Airbus Defence and Space

A voyage to the heart of the ‘GAIActic empire’

Gaia, the most advanced astrometry satellite ever built in Europe, is due to be launched from Kourou in December. We meet Alexandre Affre, a ‘gaiactic empire’ enthusiast, on site in Kourou.

Mechanical engineer Alexandre Affre has been involved in the Gaia project since 2009, when flight model integration activities began in Toulouse, after joining Airbus Defence and Space for a three-year college placement in 2006. He is now taking part in the launch campaign in Kourou.

“I arrived at the Guiana Space Centre on 21 August, the day of my 29th birthday and two days prior to the departure of Gaia from Toulouse, so that I would be there ready to take delivery of the satellite when it arrived on board an Antonov transport plane.
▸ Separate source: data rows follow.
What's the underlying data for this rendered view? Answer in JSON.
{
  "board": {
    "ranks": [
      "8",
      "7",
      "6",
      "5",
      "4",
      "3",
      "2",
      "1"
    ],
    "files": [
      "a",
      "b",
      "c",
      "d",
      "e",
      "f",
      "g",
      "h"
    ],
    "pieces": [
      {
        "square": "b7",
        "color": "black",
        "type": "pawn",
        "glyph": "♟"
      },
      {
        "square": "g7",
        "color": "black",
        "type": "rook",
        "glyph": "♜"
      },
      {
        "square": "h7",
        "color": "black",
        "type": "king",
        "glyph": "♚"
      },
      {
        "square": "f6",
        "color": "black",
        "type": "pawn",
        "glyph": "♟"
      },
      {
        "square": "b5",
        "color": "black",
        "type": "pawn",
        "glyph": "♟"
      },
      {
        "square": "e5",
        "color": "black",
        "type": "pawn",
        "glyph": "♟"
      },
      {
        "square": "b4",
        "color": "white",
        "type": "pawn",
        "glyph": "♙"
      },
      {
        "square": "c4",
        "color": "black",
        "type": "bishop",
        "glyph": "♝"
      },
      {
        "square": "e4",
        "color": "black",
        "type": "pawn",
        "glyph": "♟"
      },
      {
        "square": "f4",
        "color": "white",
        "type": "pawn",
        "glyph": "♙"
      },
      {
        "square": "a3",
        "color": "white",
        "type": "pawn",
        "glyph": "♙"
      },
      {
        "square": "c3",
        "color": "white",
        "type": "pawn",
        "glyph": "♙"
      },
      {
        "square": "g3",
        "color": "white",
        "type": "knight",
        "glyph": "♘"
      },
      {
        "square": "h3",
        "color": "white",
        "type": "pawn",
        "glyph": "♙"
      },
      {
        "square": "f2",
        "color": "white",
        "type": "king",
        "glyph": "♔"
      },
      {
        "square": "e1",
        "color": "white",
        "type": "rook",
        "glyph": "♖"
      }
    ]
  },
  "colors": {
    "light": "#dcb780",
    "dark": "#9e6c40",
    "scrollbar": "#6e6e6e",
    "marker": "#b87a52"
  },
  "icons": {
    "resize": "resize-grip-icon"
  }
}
I am lucky enough to have been involved in the project since the beginning of the integration process and will stay with it right up to coupling with the Fregat stage of the Soyuz launcher. We have just completed electrical testing and are entering the stage of final mechanical work on the satellite with the DSA (Deployable Sunshield Assembly), a 10-metre diameter deployment system which insulates the satellite from the sun once in orbit.

“My job is to take delivery of the flight parts, assemble them and then test them. We work to the nearest micron (a centimetre now seems like a metre to me!) and in close collaboration with the optical and thermal engineers.

“Gaia is packed with incredible technology. Take for example the use of silicon carbide (SiC), a ceramic material that is incredibly lightweight and resistant to deformation arising from temperature changes. Using this material will enable Gaia to operate at ultra-low temperatures (-110°C) and ensure its stability (thermal instability less than 0.1°C) and longevity. The one billion-pixel image sensor comprising 106 charge-coupled devices (CCD), the electronic equipment for high-speed data transmission and the cold gas (nitrogen) micro-thrusters that will allow the satellite to correct its position at any time are also admirable feats.

“I will leave Kourou four days before the launch because only Airbus Defence and Space electricians and a skeleton standby team will be involved after that. Once launched, the satellite will undergo a transit period of one month, travelling 1.5 million kilometres to arrive at the L2 Lagrange point. Then we will go over the settings and final adjustments in orbit to make sure that everything is in working order, so that we can deliver Gaia to our customer, ESA.

The Gaia mission has really sparked my enthusiasm, not only in terms of the subject matter itself and its extraordinary technology (it is estimated that it will take 15 years for scientists to analyse all the data collected!) but also because of the teamwork involved. Some 400 engineers and technicians from Airbus Defence and Space have worked on the project alongside around 50 manufacturers across Europe. I owe so much of what I have learnt to them, from the very first day I arrived at Airbus Defence and Space for my college placement and was assigned to my first mission: setting the clocks to the right time in the cleanroom!”